Colorado Springs question 2A asks for approval of a $5 monthly residential charge to fund 71 specific drainage and flood prevention projects. Anyone who has lived in the Springs for more than a few months has seen the impact of strong rains on our current aged, often failing water control systems. Repairing these structures and updating others is essential to prevent future damage and save us money in the long run.

Approval of the ballot item provides dedicated funding to address these shortcomings and helps us address state and federal lawsuits against the city based on past failure to address our drainage infrastructure. They also speak to Colorado Springs’ obligations in our agreement with the city of Pueblo for completion of the Southern Delivery System.

Mayor John Suthers and city leaders have produced a specific project list. Our recent history regarding street repair gives me confidence our money will go where we mean it to go. Opponents will argue this is a “rain tax.”  Nonsense. This is smart investment for the long-term future of our community and our relations with communities downstream. And, it will allow more general fund money to expand public safety forces — both police and fire departments for our general welfare.

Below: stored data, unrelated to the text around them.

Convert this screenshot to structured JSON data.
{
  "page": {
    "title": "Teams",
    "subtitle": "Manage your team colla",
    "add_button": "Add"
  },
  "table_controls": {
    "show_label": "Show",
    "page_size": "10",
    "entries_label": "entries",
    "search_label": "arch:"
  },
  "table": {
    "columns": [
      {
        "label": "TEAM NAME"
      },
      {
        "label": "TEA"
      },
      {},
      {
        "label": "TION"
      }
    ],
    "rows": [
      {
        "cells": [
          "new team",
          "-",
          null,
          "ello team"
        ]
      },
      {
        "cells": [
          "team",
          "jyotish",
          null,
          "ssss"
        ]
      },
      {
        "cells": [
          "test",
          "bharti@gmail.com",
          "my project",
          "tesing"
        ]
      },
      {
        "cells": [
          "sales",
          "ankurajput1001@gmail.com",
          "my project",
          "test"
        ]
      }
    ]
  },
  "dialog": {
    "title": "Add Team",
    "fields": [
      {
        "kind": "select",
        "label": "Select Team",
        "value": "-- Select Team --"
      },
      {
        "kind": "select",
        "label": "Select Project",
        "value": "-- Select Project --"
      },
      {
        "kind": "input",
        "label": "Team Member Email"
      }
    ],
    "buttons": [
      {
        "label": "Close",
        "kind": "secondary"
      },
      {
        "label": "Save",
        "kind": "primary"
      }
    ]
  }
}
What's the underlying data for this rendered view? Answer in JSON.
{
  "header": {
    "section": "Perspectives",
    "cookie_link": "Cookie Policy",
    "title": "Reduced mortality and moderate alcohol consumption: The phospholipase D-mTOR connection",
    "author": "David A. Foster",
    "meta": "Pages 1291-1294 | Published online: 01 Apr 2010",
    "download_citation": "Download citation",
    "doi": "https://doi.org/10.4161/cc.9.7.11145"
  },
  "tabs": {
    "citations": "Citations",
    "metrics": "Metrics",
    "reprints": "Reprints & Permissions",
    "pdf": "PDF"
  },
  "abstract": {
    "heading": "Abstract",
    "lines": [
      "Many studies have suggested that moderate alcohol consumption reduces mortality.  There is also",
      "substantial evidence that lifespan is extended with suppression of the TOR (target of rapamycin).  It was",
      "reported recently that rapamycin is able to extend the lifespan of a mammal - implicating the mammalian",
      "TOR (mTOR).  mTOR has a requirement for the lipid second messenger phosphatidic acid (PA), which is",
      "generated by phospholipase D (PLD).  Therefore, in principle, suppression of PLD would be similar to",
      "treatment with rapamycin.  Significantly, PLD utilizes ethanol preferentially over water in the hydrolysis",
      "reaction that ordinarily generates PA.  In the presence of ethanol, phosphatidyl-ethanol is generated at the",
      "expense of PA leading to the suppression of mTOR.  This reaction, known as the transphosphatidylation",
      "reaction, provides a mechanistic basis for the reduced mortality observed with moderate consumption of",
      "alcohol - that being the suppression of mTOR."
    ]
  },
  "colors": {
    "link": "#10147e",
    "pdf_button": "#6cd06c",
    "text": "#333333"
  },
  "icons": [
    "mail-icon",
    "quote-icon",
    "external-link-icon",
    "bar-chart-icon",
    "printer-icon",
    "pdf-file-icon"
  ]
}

At the regional level, the Pikes Peak Rural Transportation Authority is asking us to approve adding Improvement of I-25 between State Highway 105 north to County Line Road to the approved list of PPRTA projects. This is the El Paso County segment of what is known as “The Gap.” Widening I-25 is long overdue for a segment of interstate highway unchanged since it was built a half century ago. Planning is accelerating and this is a step in collaboration along the Front Range to solve an annoying and dangerous problem. And it comes without any tax increase.

Area voters should look closely at both the city and regional issues. I believe you will see the wisdom of both proposals and will support them in the November ballot.